If Jews decided to crucify Jesus, that simply means he has dropped the mind that they have given him to carry his whole life, that he is saying things that are not part of their given mind. And Jesus continuously reminds them of it. He says, “It has been said by the old prophets” – and who were those old prophets? all Jews – “It has been said, ‘An eye for an eye is the law.’ But I say unto you that if somebody slaps you on one cheek, give him the other cheek too.”
This was not part of the Jewish mind. The Jewish God declares, “I am not a nice person! I am a very angry God, I am very jealous. Remember that I am not your uncle.” These are actually the words: “I am not your uncle, I am not nice, I am jealous, I am angry.” And Jesus says, “God is love.”

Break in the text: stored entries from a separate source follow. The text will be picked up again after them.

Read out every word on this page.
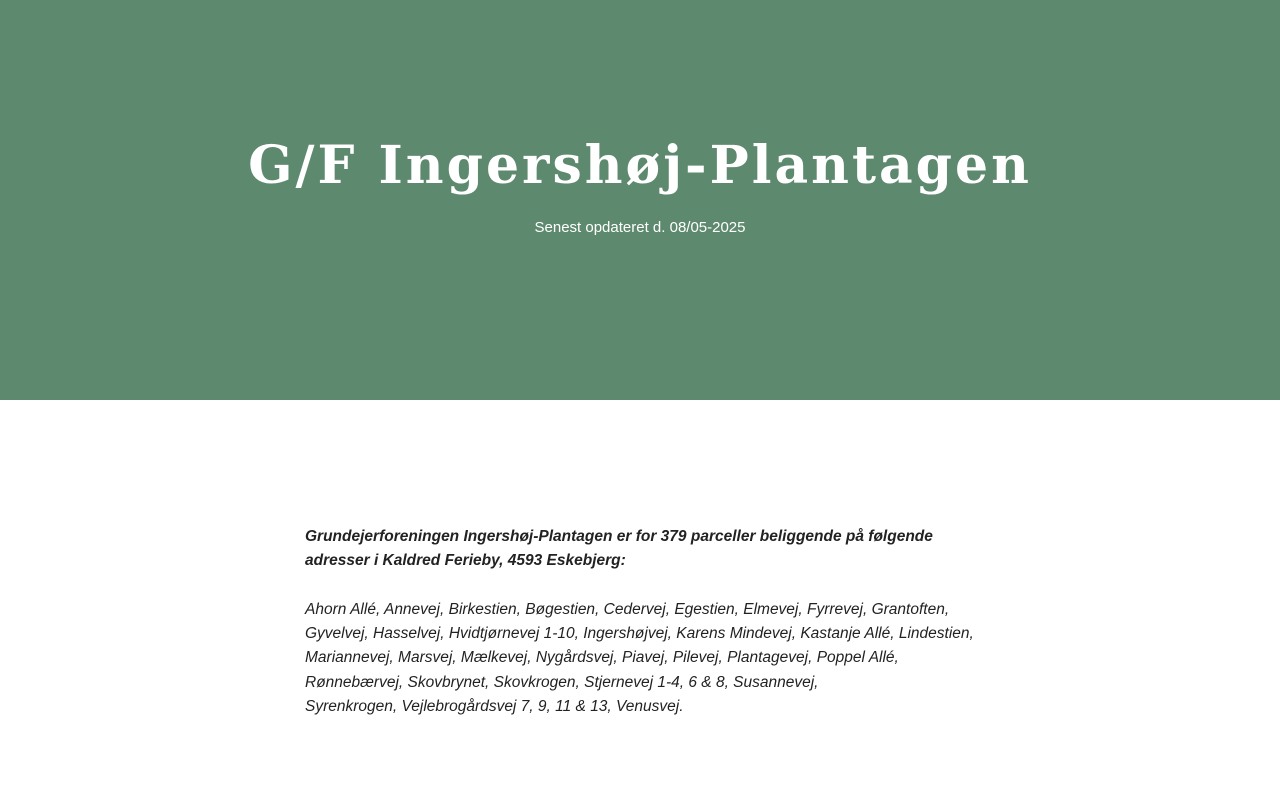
G/F Ingershøj-Plantagen

Senest opdateret d. 08/05-2025

Grundejerforeningen Ingershøj-Plantagen er for 379 parceller beliggende på følgende adresser i Kaldred Ferieby, 4593 Eskebjerg:

Ahorn Allé, Annevej, Birkestien, Bøgestien, Cedervej, Egestien, Elmevej, Fyrrevej, Grantoften,
Gyvelvej, Hasselvej, Hvidtjørnevej 1-10, Ingershøjvej, Karens Mindevej, Kastanje Allé, Lindestien,
Mariannevej, Marsvej, Mælkevej, Nygårdsvej, Piavej, Pilevej, Plantagevej, Poppel Allé,
Rønnebærvej, Skovbrynet, Skovkrogen, Stjernevej 1-4, 6 & 8, Susannevej,
Syrenkrogen, Vejlebrogårdsvej 7, 9, 11 & 13, Venusvej.
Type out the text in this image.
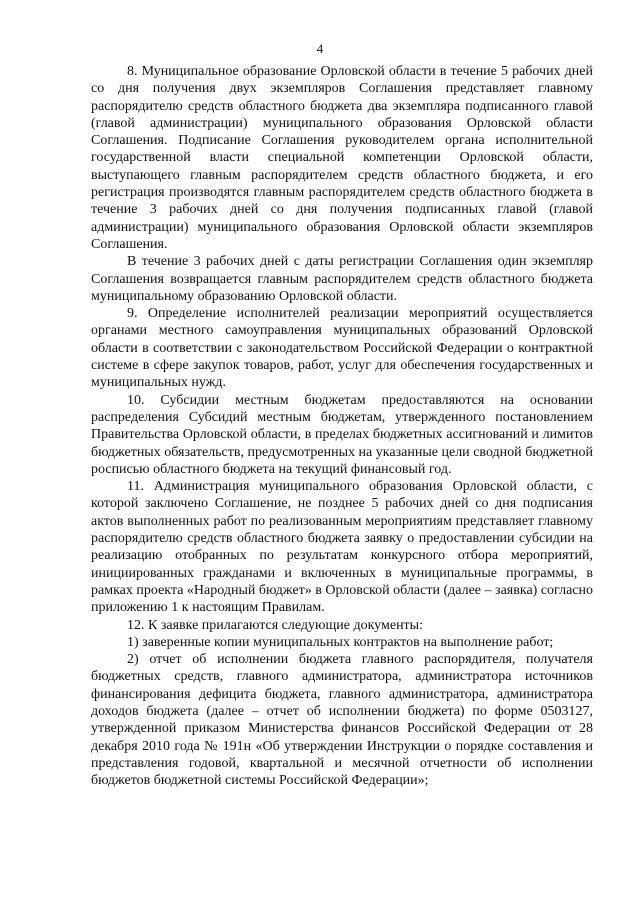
4

8. Муниципальное образование Орловской области в течение 5 рабочих дней со дня получения двух экземпляров Соглашения представляет главному распорядителю средств областного бюджета два экземпляра подписанного главой (главой администрации) муниципального образования Орловской области Соглашения. Подписание Соглашения руководителем органа исполнительной государственной власти специальной компетенции Орловской области, выступающего главным распорядителем средств областного бюджета, и его регистрация производятся главным распорядителем средств областного бюджета в течение 3 рабочих дней со дня получения подписанных главой (главой администрации) муниципального образования Орловской области экземпляров Соглашения.

В течение 3 рабочих дней с даты регистрации Соглашения один экземпляр Соглашения возвращается главным распорядителем средств областного бюджета муниципальному образованию Орловской области.

9. Определение исполнителей реализации мероприятий осуществляется органами местного самоуправления муниципальных образований Орловской области в соответствии с законодательством Российской Федерации о контрактной системе в сфере закупок товаров, работ, услуг для обеспечения государственных и муниципальных нужд.

10. Субсидии местным бюджетам предоставляются на основании распределения Субсидий местным бюджетам, утвержденного постановлением Правительства Орловской области, в пределах бюджетных ассигнований и лимитов бюджетных обязательств, предусмотренных на указанные цели сводной бюджетной росписью областного бюджета на текущий финансовый год.

11. Администрация муниципального образования Орловской области, с которой заключено Соглашение, не позднее 5 рабочих дней со дня подписания актов выполненных работ по реализованным мероприятиям представляет главному распорядителю средств областного бюджета заявку о предоставлении субсидии на реализацию отобранных по результатам конкурсного отбора мероприятий, инициированных гражданами и включенных в муниципальные программы, в рамках проекта «Народный бюджет» в Орловской области (далее – заявка) согласно приложению 1 к настоящим Правилам.

12. К заявке прилагаются следующие документы:

1) заверенные копии муниципальных контрактов на выполнение работ;

2) отчет об исполнении бюджета главного распорядителя, получателя бюджетных средств, главного администратора, администратора источников финансирования дефицита бюджета, главного администратора, администратора доходов бюджета (далее – отчет об исполнении бюджета) по форме 0503127, утвержденной приказом Министерства финансов Российской Федерации от 28 декабря 2010 года № 191н «Об утверждении Инструкции о порядке составления и представления годовой, квартальной и месячной отчетности об исполнении бюджетов бюджетной системы Российской Федерации»;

I am trying to show you that he has dropped the Jewish mind, and that’s the reward he got – the crucifixion. The crucifixion was the reward for dropping the Jewish mind. He was dangerous in the sense that he would create doubt in other people’s minds: “Our God says he is angry, jealous – he will destroy those who are against him, and Jesus is saying that God is love. He is going against our vested interest.”
He was killed – he was not a Jew; he was not Christian because the word Christian does not exist in the Hebrew language, the word Christ does not exist in the Hebrew language. He was called “the messiah” – that is equivalent to Christ. Christ is a Greek word. It was three hundred years later that Jesus’ sayings were translated into Greek; then messiah became Christ, and the followers became Christians.
What I am trying to say to you is that Gautam Buddha was not a Hindu. He was born in a Hindu family, but he had renounced it; he renounced it the very day he started his search for truth. See the simple point: the Hindu need not search for the truth; the Hindu has already got it ready-made. It has been given by the tradition, by the religion, by the scriptures; he need not go in search.
The day Gautam Buddha went in search for truth, he dropped the Hindu mind. And of course he was not a Buddhist; that was a name his followers were given later on by Hindus, to keep a distinction. But he had his own mind.
To have one’s own mind in the world is the richest thing possible. But no society allows it; every society keeps you poor. On your account every society, particularly those who are in power – either through money or through politics or through religion or through knowledge, or for any reason – those who are in power don’t want people to have their own minds. It is dangerous to their interests. They want not men but sheep, not individuals but crowds who are always in need of being led, who are always in need of being told what to do, what not to do; who don’t have their own minds, their own insights, their own consciousness. They are always dependent.
The fear of anybody being different, being a stranger, being an outsider, is always the same for the simple reason that no society will have the courage to accept you – because that society has not made your mind, and that society cannot trust that you will always be obedient to it, that you will never object about anything, or create doubt about anything, or be skeptical about anything.